I am always welcome to seeing BYOND's networking optimized even further. Especially if it makes a huge difference in performance.

I'd imagine it'll vastly improve pixel movement?
The Export issue has to do with task scheduling, I'm convinced, so I don't think it's related. However, resource downloads are the one place where one-way lag makes sense to me as a problem, because file transfers are chunked and wait for a response before sending the next chunk. This, I feel, is something I can improve with much larger chunk sizes, or even dynamically increasing chunk size.

For the map atoms, I'll have to do more investigation.
for resource downloads, send it all as some standard chunksize, one after another, until the send buffer fills and let tcp and byond already built in sequence number system and checksum system handle any packet loss. TCP will detect and re-transmit in 99% of packet lost/corruption cases.

Better yet, split the resource into files, send them all at once. one after another, and anything lost can be handled under the normal resource system of downloading it when it needs it.

Why work?
BYOND handles file downloads as pass/fail IiRC, though maybe that can be fixed on a case-by-case basis. This is definitely an area for improvement so I'll look into it.
How it should go is it should send the entire contents of the file to the client, split up into 1024byte packets, but pipelined, and then it should ask the client if they got it, and wait for a response.

This is actually a case where blocking connections might actually be useful, because you can check if it would block, and know the buffer is full. basically offloading the window sizing to tcp (because we both know that it's gonna do it better and more effectively).

Every time you wait for a reply, you have a transfer speed slow down that is greater than you realize. even when there is only a 150ms round trip ping, and lets say the connection could transfer at 3MB/s (avg 25Mbit/s residential cable connection), and say You set the send size to 32kb.

Thats still only 213KB/s max transfer speed. Raise it to 64KB chunk size, and you get 426KB/s.

To max that 3MB/s connection out at 150 latency, you'd need a chunksize of 480KB.

At 200ms, it need to be 605KB, and all I can think about as I calculate this out, is that there is literally a system built in to the network stack to figure this out, and it's much smarter about it then my calculations are.
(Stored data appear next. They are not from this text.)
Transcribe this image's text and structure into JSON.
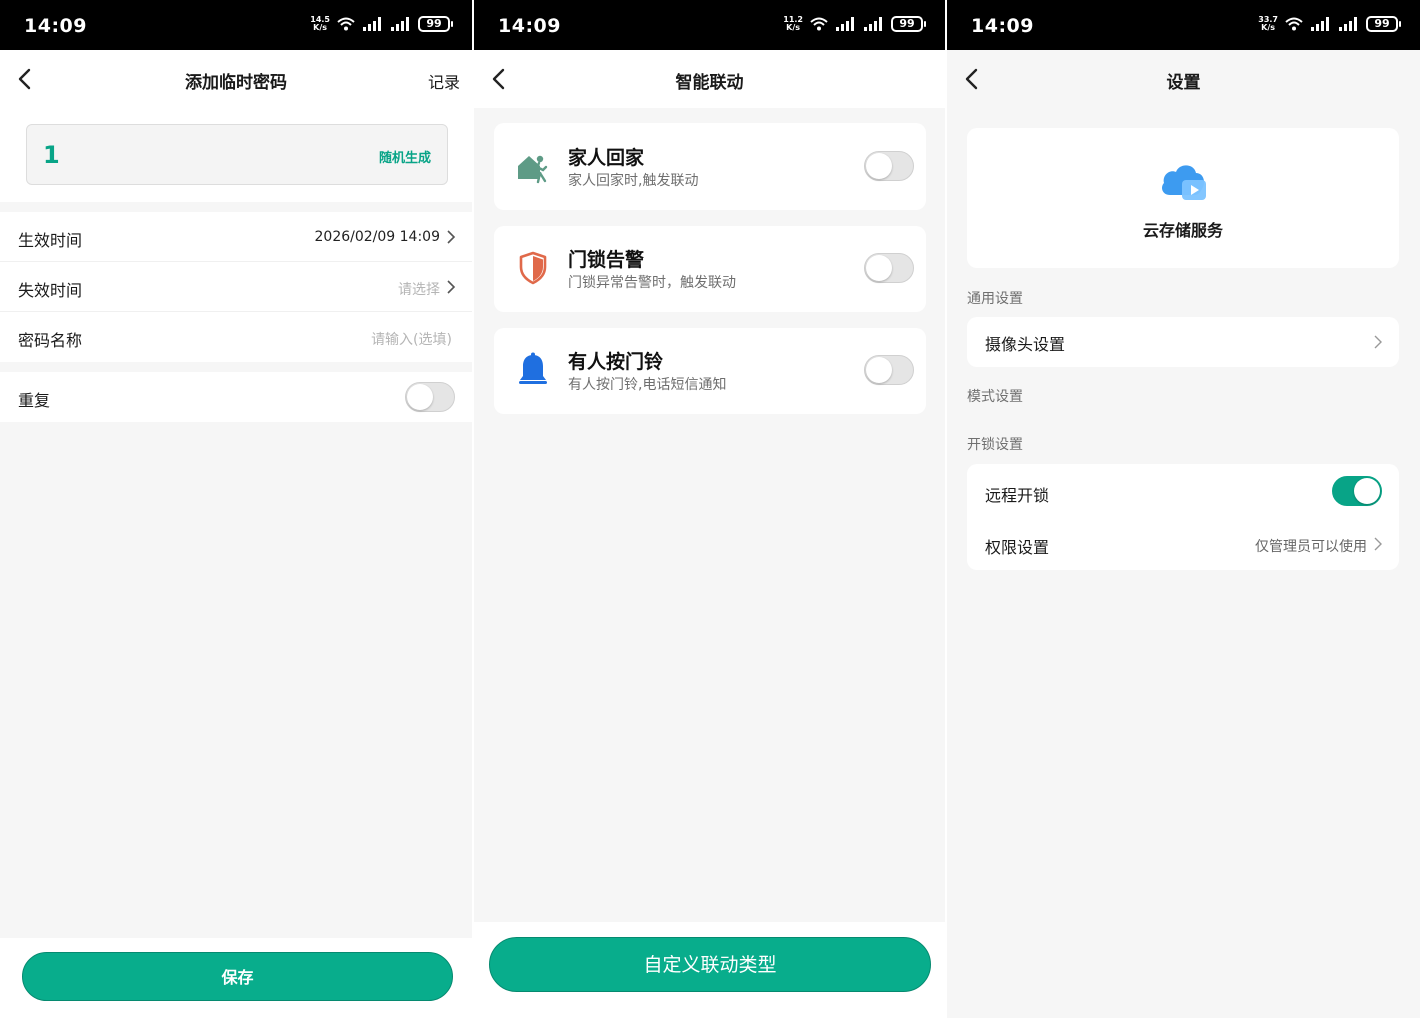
{
  "status_bar": {
    "time": "14:09",
    "battery": "99",
    "speeds": [
      "14.5",
      "11.2",
      "33.7"
    ],
    "speed_unit": "K/s"
  },
  "temp_password": {
    "title": "添加临时密码",
    "record_link": "记录",
    "password_value": "1",
    "random_generate": "随机生成",
    "rows": [
      {
        "label": "生效时间",
        "value": "2026/02/09 14:09"
      },
      {
        "label": "失效时间",
        "value": "请选择"
      },
      {
        "label": "密码名称",
        "value": "请输入(选填)"
      }
    ],
    "repeat_label": "重复",
    "repeat_on": false,
    "save_button": "保存"
  },
  "smart_linkage": {
    "title": "智能联动",
    "items": [
      {
        "title": "家人回家",
        "desc": "家人回家时,触发联动",
        "icon": "person-home-icon",
        "enabled": false
      },
      {
        "title": "门锁告警",
        "desc": "门锁异常告警时，触发联动",
        "icon": "shield-icon",
        "enabled": false
      },
      {
        "title": "有人按门铃",
        "desc": "有人按门铃,电话短信通知",
        "icon": "bell-icon",
        "enabled": false
      }
    ],
    "custom_button": "自定义联动类型"
  },
  "settings": {
    "title": "设置",
    "cloud_service": "云存储服务",
    "general_section": "通用设置",
    "camera_settings": "摄像头设置",
    "mode_section": "模式设置",
    "unlock_section": "开锁设置",
    "remote_unlock": "远程开锁",
    "remote_unlock_on": true,
    "permission_label": "权限设置",
    "permission_value": "仅管理员可以使用"
  },
  "colors": {
    "accent": "#08ad8c",
    "alert_orange": "#e0694a",
    "bell_blue": "#1f6fe0",
    "home_green": "#5e9b86",
    "cloud_blue": "#3d9bf0"
  }
}
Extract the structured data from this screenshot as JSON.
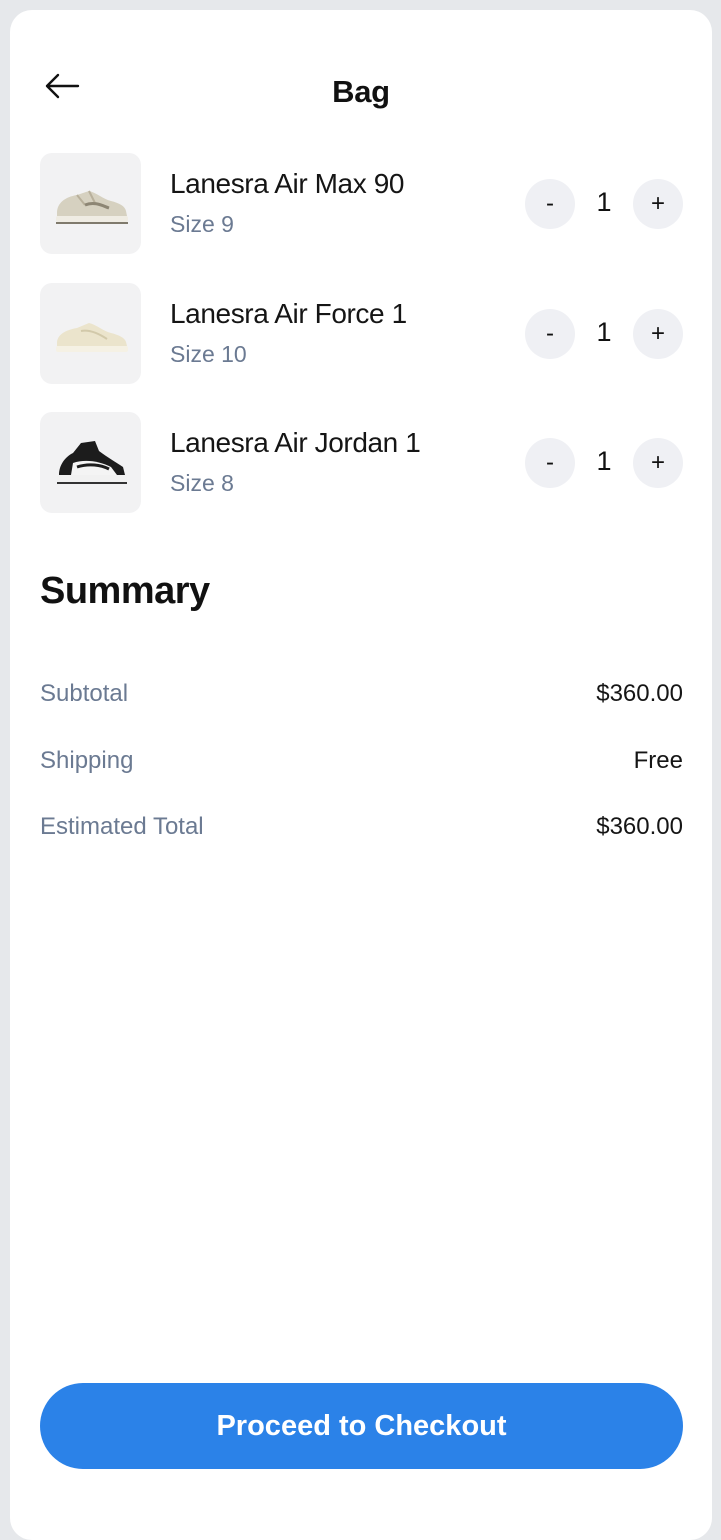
{
  "header": {
    "title": "Bag",
    "back_icon": "arrow-left-icon"
  },
  "cart": {
    "items": [
      {
        "name": "Lanesra Air Max 90",
        "size": "Size 9",
        "quantity": "1",
        "minus_label": "-",
        "plus_label": "+",
        "image": "sneaker-beige-icon"
      },
      {
        "name": "Lanesra Air Force 1",
        "size": "Size 10",
        "quantity": "1",
        "minus_label": "-",
        "plus_label": "+",
        "image": "sneaker-cream-icon"
      },
      {
        "name": "Lanesra Air Jordan 1",
        "size": "Size 8",
        "quantity": "1",
        "minus_label": "-",
        "plus_label": "+",
        "image": "sneaker-black-white-icon"
      }
    ]
  },
  "summary": {
    "title": "Summary",
    "rows": [
      {
        "label": "Subtotal",
        "value": "$360.00"
      },
      {
        "label": "Shipping",
        "value": "Free"
      },
      {
        "label": "Estimated Total",
        "value": "$360.00"
      }
    ]
  },
  "checkout": {
    "label": "Proceed to Checkout"
  },
  "colors": {
    "accent": "#2b82e8",
    "muted_text": "#6b7a92",
    "background": "#e6e8eb",
    "card": "#ffffff",
    "qty_button": "#eff0f4"
  }
}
Wouldn't larger packets make more sense, so the network layer could split packets if need be?
Ya, I kinda pulled 1024 out of my ass, but tcp tends to get split into frames of 1160 bytes, so it makes sense, kinda. actually i'll have to calculate google the overhead on a packet, i think that might leave a touch less then 1024 left for the payload.

All in all you get the idea, pipeline pipeline pipeline
1392 bytes afaik is a safe value for a max packet send. PPoE tends to have a window of 1400 and normal windows tend to be 1500. Past that you automatically get fragmentation on most residential routers unless they're specifically configured AND the isp supports larger windows.